Step 5: Walk-Back Tune
Walk-back tuning (also called "point-of-impact tuning") verifies that your arrows are flying consistently at multiple distances. Set a vertical strip of tape down a target. Aim at the same point at the top of the tape from 10, 20, 30, 40, and 50 yards — only adjusting your sight, not your aim point.
All arrows should land in a vertical line. If they drift left as distance increases, your rest is too far from center — move it toward the riser. If they drift right, move the rest away from the riser. Walk-back tuning is more sensitive than paper tuning and catches small center-shot errors that paper won't reveal.
Important: Walk-back tuning requires good form. If your grip, anchor, or release is inconsistent, the arrows will wander regardless of your tuning. Make sure you're shooting repeatable form before reading the results.
Step 6: Verify Peep Height and Sight Picture
After tuning your rest and nocking point, your peep height may have shifted slightly. Draw the bow with your eyes closed, anchor, open your eyes — the peep should align perfectly with your sight housing with no head movement. If you have to tilt or shift your head to see through the peep, adjust the peep position up or down on the string.

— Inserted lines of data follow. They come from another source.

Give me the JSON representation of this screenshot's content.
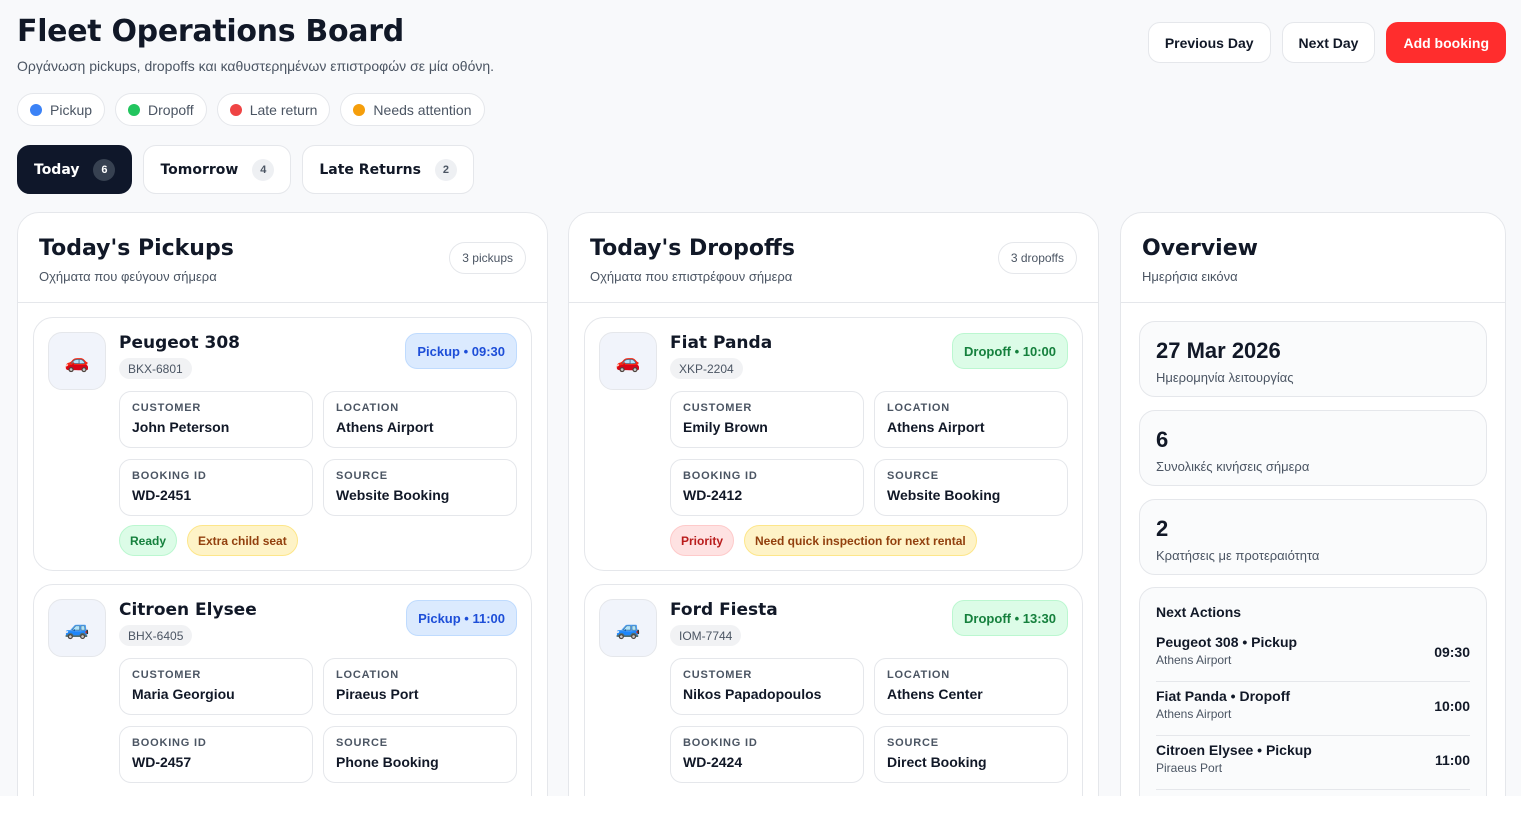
{
  "header": {
    "title": "Fleet Operations Board",
    "subtitle": "Οργάνωση pickups, dropoffs και καθυστερημένων επιστροφών σε μία οθόνη.",
    "actions": {
      "prev": "Previous Day",
      "next": "Next Day",
      "add": "Add booking"
    }
  },
  "legend": [
    {
      "label": "Pickup",
      "color": "#3b82f6"
    },
    {
      "label": "Dropoff",
      "color": "#22c55e"
    },
    {
      "label": "Late return",
      "color": "#ef4444"
    },
    {
      "label": "Needs attention",
      "color": "#f59e0b"
    }
  ],
  "tabs": [
    {
      "label": "Today",
      "count": "6"
    },
    {
      "label": "Tomorrow",
      "count": "4"
    },
    {
      "label": "Late Returns",
      "count": "2"
    }
  ],
  "pickups": {
    "title": "Today's Pickups",
    "subtitle": "Οχήματα που φεύγουν σήμερα",
    "count": "3 pickups",
    "cards": [
      {
        "icon": "red-car-icon",
        "emoji": "🚗",
        "car": "Peugeot 308",
        "plate": "BKX-6801",
        "badge": "Pickup • 09:30",
        "customer_label": "CUSTOMER",
        "customer": "John Peterson",
        "location_label": "LOCATION",
        "location": "Athens Airport",
        "booking_label": "BOOKING ID",
        "booking": "WD-2451",
        "source_label": "SOURCE",
        "source": "Website Booking",
        "tags": [
          "Ready",
          "Extra child seat"
        ]
      },
      {
        "icon": "blue-car-icon",
        "emoji": "🚙",
        "car": "Citroen Elysee",
        "plate": "BHX-6405",
        "badge": "Pickup • 11:00",
        "customer_label": "CUSTOMER",
        "customer": "Maria Georgiou",
        "location_label": "LOCATION",
        "location": "Piraeus Port",
        "booking_label": "BOOKING ID",
        "booking": "WD-2457",
        "source_label": "SOURCE",
        "source": "Phone Booking"
      }
    ]
  },
  "dropoffs": {
    "title": "Today's Dropoffs",
    "subtitle": "Οχήματα που επιστρέφουν σήμερα",
    "count": "3 dropoffs",
    "cards": [
      {
        "icon": "red-car-icon",
        "emoji": "🚗",
        "car": "Fiat Panda",
        "plate": "XKP-2204",
        "badge": "Dropoff • 10:00",
        "customer_label": "CUSTOMER",
        "customer": "Emily Brown",
        "location_label": "LOCATION",
        "location": "Athens Airport",
        "booking_label": "BOOKING ID",
        "booking": "WD-2412",
        "source_label": "SOURCE",
        "source": "Website Booking",
        "tags": [
          "Priority",
          "Need quick inspection for next rental"
        ]
      },
      {
        "icon": "blue-car-icon",
        "emoji": "🚙",
        "car": "Ford Fiesta",
        "plate": "IOM-7744",
        "badge": "Dropoff • 13:30",
        "customer_label": "CUSTOMER",
        "customer": "Nikos Papadopoulos",
        "location_label": "LOCATION",
        "location": "Athens Center",
        "booking_label": "BOOKING ID",
        "booking": "WD-2424",
        "source_label": "SOURCE",
        "source": "Direct Booking"
      }
    ]
  },
  "overview": {
    "title": "Overview",
    "subtitle": "Ημερήσια εικόνα",
    "date": {
      "value": "27 Mar 2026",
      "label": "Ημερομηνία λειτουργίας"
    },
    "moves": {
      "value": "6",
      "label": "Συνολικές κινήσεις σήμερα"
    },
    "priority": {
      "value": "2",
      "label": "Κρατήσεις με προτεραιότητα"
    },
    "next_actions": {
      "title": "Next Actions",
      "items": [
        {
          "main": "Peugeot 308 • Pickup",
          "sub": "Athens Airport",
          "time": "09:30"
        },
        {
          "main": "Fiat Panda • Dropoff",
          "sub": "Athens Airport",
          "time": "10:00"
        },
        {
          "main": "Citroen Elysee • Pickup",
          "sub": "Piraeus Port",
          "time": "11:00"
        }
      ]
    }
  }
}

Once peep is confirmed, verify your sight picture at 20 and 40 yards with field tips. Your first pin should be dead-on at 20 yards (or wherever you set your zero) before you do any broadhead shooting.
Step 7: Confirm Your Sight Tape
Your sight tape needs to reflect your actual hunting arrow — including broadhead weight, not just field tip weight. A 100-grain field tip and a 125-grain broadhead will have meaningfully different trajectories at 40+ yards, and your yardage marks will be off if you don't account for the difference.
The right process: shoot and confirm your sight is accurate at 20 yards with your hunting arrow setup, then generate a new sight tape at SightTapeGen using your actual arrow speed, draw weight, and arrow weight. Print it, install it, and verify at 30, 40, and 50 yards before calling your setup ready.
Pre-Season Final Checklist
When to See a Pro
String replacement: If strings show wear, take it to a shop before tuning. A press is required and worn strings won't hold adjustments.
Persistent cam timing issues: If you can't get both cams to roll over together after adjusting the yokes, a bow technician can diagnose whether it's a timing issue or a limb deflection problem.
Unexplained inconsistency: If groups are inexplicably scattered even after completing this checklist, a fresh set of eyes at a pro shop is often the fastest path to a solution.